The United States’ investigation revealed that for a number of years Hill-Rom knowingly submitted numerous and repeated false claims to the Medicare program for certain specialized medical equipment—bed support surfaces for treatment of pressure ulcers or bed sores—for patients who did not qualify for this equipment. Hill-Rom submitted these false claims for patients for whom the equipment was not medically necessary, including claims for patients who had died or were no longer using the equipment. Hill-Rom had a practice of automatically billing for patients over long periods of time without making any reasonable effort to determine if the patients for whom it submitted the claims continued to meet Medicare conditions for payment. At the time it submitted these false claims, Hill-Rom was well aware of the Medicare laws and rules regarding coverage and claims for this equipment and its ongoing obligation to reasonably follow the condition of its patients.

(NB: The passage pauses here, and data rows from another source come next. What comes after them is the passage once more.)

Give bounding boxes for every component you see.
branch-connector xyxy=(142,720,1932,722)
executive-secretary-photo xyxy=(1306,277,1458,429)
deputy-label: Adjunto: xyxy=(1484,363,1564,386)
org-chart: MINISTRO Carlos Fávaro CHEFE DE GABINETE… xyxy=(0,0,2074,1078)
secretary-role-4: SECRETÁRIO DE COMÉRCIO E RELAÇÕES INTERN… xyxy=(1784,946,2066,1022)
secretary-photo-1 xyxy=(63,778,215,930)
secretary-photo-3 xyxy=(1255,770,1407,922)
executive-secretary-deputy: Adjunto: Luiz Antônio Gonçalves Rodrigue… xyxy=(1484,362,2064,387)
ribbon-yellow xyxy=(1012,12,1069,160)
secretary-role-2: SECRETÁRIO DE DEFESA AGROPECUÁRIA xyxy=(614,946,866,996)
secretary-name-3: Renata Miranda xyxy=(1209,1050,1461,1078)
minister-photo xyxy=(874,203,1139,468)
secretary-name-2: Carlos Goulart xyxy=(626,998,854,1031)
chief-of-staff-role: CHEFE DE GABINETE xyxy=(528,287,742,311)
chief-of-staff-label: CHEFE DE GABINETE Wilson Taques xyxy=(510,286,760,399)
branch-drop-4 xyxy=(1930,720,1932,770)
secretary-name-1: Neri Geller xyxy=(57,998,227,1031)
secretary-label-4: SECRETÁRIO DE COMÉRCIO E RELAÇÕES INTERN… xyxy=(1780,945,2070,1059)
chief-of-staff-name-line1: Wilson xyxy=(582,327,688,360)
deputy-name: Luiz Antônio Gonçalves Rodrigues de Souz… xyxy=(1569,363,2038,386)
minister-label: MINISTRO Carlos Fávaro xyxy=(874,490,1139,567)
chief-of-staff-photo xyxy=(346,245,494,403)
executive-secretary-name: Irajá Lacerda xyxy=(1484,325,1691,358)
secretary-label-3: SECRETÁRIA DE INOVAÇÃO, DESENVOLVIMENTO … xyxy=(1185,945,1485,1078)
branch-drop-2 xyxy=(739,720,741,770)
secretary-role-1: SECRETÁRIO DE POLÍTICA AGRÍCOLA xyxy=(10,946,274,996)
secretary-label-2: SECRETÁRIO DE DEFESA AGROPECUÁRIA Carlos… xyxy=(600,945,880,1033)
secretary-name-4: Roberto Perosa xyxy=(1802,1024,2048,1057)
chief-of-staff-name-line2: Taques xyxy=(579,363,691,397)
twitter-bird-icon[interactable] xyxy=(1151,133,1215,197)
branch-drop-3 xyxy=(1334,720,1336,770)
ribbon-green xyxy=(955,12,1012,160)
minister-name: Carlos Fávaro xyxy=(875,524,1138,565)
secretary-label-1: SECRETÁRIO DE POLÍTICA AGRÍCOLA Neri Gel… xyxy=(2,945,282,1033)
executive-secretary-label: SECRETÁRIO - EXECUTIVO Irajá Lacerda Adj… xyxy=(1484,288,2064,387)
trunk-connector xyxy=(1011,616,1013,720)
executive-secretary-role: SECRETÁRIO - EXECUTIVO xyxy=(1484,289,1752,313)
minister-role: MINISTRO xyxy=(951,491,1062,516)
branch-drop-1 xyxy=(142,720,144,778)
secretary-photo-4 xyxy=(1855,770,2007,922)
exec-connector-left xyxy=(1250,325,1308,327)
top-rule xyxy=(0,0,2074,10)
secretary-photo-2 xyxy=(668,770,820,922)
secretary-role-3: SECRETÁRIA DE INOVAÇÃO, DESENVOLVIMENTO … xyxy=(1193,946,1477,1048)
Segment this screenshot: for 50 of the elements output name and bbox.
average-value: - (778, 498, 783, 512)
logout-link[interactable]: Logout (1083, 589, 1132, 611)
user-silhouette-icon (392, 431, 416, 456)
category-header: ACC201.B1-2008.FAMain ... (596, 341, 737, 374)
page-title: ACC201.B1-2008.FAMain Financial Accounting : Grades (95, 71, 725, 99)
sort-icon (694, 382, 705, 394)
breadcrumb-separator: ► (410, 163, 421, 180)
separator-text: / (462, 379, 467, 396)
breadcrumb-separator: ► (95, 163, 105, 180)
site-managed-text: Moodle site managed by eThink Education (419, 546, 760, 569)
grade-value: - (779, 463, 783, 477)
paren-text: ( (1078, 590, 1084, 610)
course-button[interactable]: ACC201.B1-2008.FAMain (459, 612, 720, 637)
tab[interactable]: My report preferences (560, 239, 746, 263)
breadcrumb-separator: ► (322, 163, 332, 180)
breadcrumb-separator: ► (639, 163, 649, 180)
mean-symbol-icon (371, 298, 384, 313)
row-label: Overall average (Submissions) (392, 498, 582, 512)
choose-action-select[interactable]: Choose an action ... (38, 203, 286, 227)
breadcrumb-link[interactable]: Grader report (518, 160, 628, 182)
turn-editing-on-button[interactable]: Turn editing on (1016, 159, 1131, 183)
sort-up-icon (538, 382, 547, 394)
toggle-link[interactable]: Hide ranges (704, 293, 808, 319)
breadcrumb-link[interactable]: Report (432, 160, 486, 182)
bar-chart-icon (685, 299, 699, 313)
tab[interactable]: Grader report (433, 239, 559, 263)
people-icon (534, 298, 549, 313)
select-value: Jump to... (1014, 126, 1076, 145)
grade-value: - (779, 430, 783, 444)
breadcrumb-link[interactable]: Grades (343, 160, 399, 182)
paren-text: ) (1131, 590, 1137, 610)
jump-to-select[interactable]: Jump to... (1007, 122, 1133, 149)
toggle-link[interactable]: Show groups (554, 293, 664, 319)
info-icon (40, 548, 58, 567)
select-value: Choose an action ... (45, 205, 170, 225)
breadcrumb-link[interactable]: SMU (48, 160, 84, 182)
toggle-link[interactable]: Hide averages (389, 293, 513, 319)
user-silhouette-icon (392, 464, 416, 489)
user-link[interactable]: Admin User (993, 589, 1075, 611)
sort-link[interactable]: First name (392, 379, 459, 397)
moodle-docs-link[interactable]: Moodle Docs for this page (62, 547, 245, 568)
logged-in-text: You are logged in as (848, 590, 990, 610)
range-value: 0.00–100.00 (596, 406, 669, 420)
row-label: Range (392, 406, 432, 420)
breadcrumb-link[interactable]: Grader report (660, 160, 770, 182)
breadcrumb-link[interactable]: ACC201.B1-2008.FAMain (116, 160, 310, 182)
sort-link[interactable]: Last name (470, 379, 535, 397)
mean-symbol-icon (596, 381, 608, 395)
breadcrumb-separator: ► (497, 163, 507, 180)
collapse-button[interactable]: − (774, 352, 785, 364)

The federal False Claims Act is intended to provide a means for the United States to recover moneys paid by federal programs to persons and companies who have knowingly sought and received funds to which they were not entitled. The payment Hill-Rom must now make in connection with this settlement is to compensate the Medicare trust fund for the moneys paid out of that fund which Hill-Rom improperly claimed and received during the period from 1999 through 2007. As part of this overall settlement, Hill-Rom has also entered into a comprehensive five-year Corporate Integrity Agreement with the U.S. Department of Health and Human Services, Office of Inspector General (HHS-OIG) to ensure its future compliance with federal health care benefit program requirements.
“Today’s settlement is an example of the determination of both the Justice Department and the Department of Health and Human Services to enforce the federal False Claims Act and to protect the Medicare trust funds to ensure that the Medicare program remains viable to provide health care for today’s seniors and disabled citizens as well as for the next generation,” said U.S. Attorney Bill Killian.
“Too many giant corporations make business decisions believing that they are immune from charges of Medicare fraud,” said Derrick Jackson, Special Agent in Charge of the federal Health and Human Services Department, Office of Inspector General’s region covering Tennessee. “This settlement puts companies on notice that, no matter their size, violating Medicare regulations will lead to investigation and prosecution.”